In the garden headquarters building's patio the famous nightblooming Cereus-which produce only in darkness their exotic flowers from an unimpressive wand-like stalk-start blooming about May 1 and continue until late September. Director Marshall plans to floodlight the patio at night so visitors can watch the night-bloomers open.
Snowy white flowers of the Saguaro appear in May, forming a crown at the top of its trunk and at the tip of each branch. Its juicy red fruit comes to maturity in June, driest time of the year, and the pulp and seeds are eagerly sought by birds.

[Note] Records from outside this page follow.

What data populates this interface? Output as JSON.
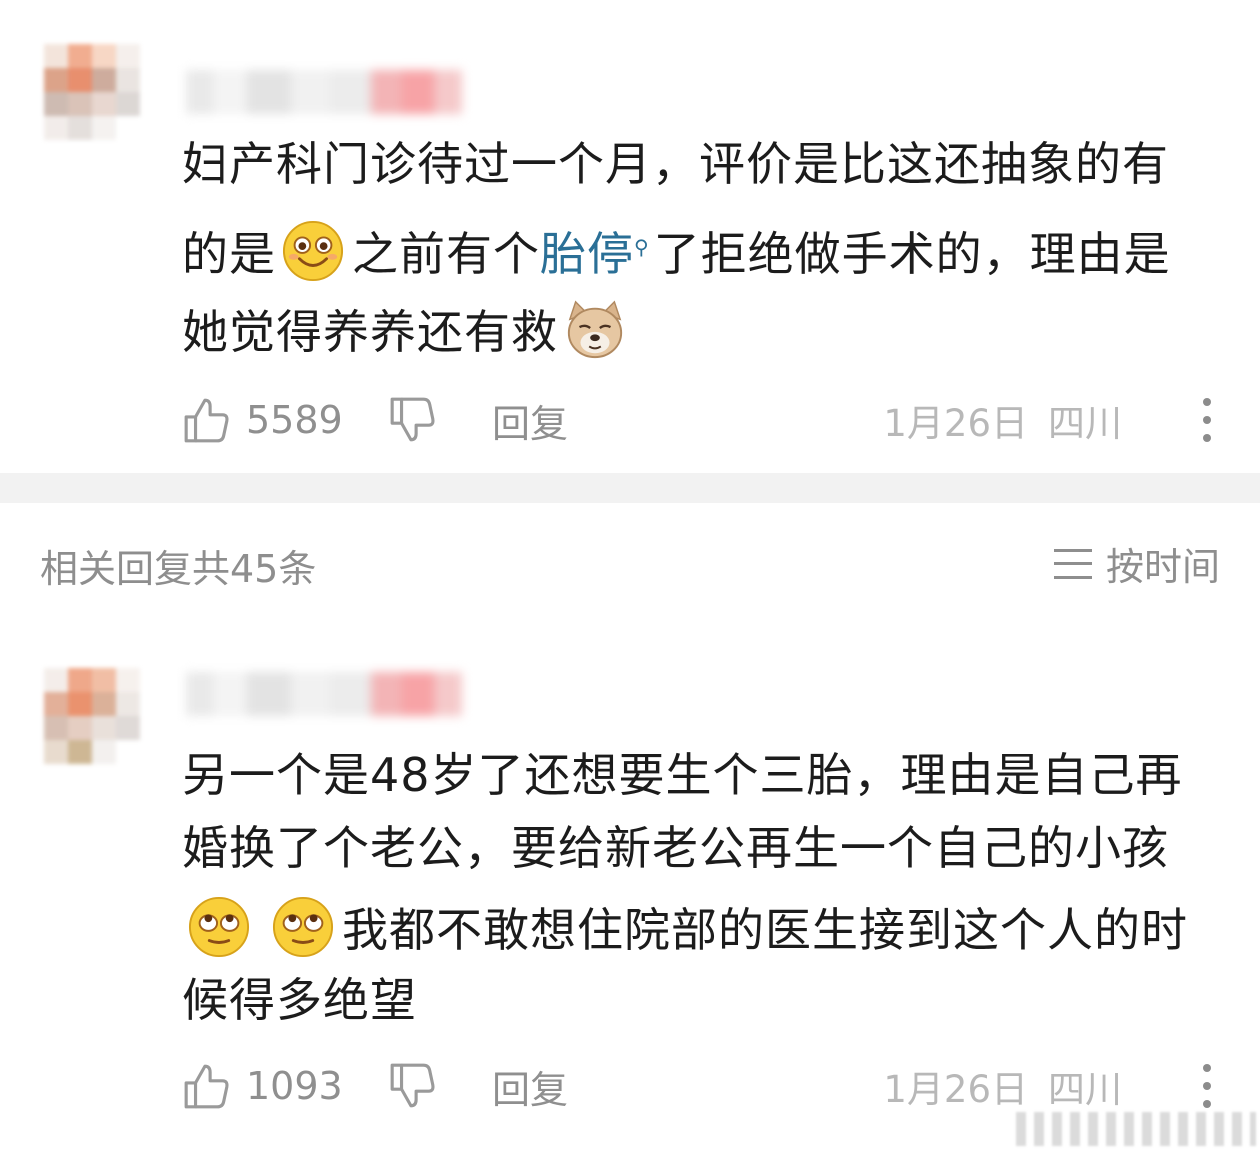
{
  "comments": [
    {
      "text_1": "妇产科门诊待过一个月，评价是比这还抽象的有",
      "text_2a": "的是",
      "text_2b": "之前有个",
      "link": "胎停",
      "text_2c": "了拒绝做手术的，理由是",
      "text_3": "她觉得养养还有救",
      "likes": "5589",
      "reply_label": "回复",
      "date": "1月26日",
      "location": "四川"
    },
    {
      "text_1": "另一个是48岁了还想要生个三胎，理由是自己再",
      "text_2": "婚换了个老公，要给新老公再生一个自己的小孩",
      "text_3": "我都不敢想住院部的医生接到这个人的时",
      "text_4": "候得多绝望",
      "likes": "1093",
      "reply_label": "回复",
      "date": "1月26日",
      "location": "四川"
    }
  ],
  "replies_header": "相关回复共45条",
  "sort_label": "按时间",
  "icons": {
    "like": "thumbs-up-icon",
    "dislike": "thumbs-down-icon",
    "more": "more-vertical-icon",
    "sort": "sort-lines-icon",
    "search": "search-icon"
  },
  "colors": {
    "link": "#2a6f96",
    "meta": "#b8b8b8",
    "divider": "#f2f2f2"
  }
}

Though literally hundreds of varieties of cacti sprinkle the grounds of the Desert Botanical Garden of Arizona, ranging from the towering Saguaro to tiny growths that hardly do more than spot the desert floor, this garden is not confined solely to cacti, which are indigenous only to the Western Hemisphere and adjacent islands.
There also are desert trees, shrubs, lilies and all plant life growing under desert conditions. The South African succulents, the Euphorbias from Madagascar, Ethiopia, and the Canary Islands all are included in the planting plan.
Plant explorers now are scouring the Gulf of Lower California and South African deserts to bring back several thousand additional specimens.
Director Marshall, who has personally visited most of the desert sections of the American continent in his study of plant life, is an author of several outstanding texts on desert growths.
President emeritus of the Cactus and Succulent Society of America, he also is honorary vice-president of the American Horticultural Society, a member of the American Society of Plant Tanonomists, and assistant editor of the National Horticultural Magazine.
One of Director Marshall's first projects at the Papago Park garden is a large lath house to care for the rain forest species-desert plants which live in the tops of trees like mistletoe, and seem to thrive with an abundance of water and shade.
The garden's headquarters building contains quarters for visiting scientists, and there generally is someone on hand to study the galaxy of plants. Mr. Marshall hopes soon to increase facilities with another building for housing of an herbarium which would preserve dried plant specimens for future generations, as well as dormitories which could accommodate botany students from distant schools and colleges.
The garden is opened to the public without charge daily except Monday, with conducted tours twice each afternoon. Each Thursday and Sunday afternoons visitors have an opportunity to hear a lecture, usually illustrated with pictures of a wide variety of desert plants. Special talks are arranged for garden clubs and schools, and distinguished speakers frequently address groups gathered in the garden's administration building, which is furnished and decorated artistically.
And, stretching away from the building's broad terrace is a magnificent view of the Saguaro-studded desert land, then a patchwork of irrigated farms, and finally a backdrop of cardboard-like mountains that shimmer in the sunshine. In all the world there could not be a finer place for such a desert garden.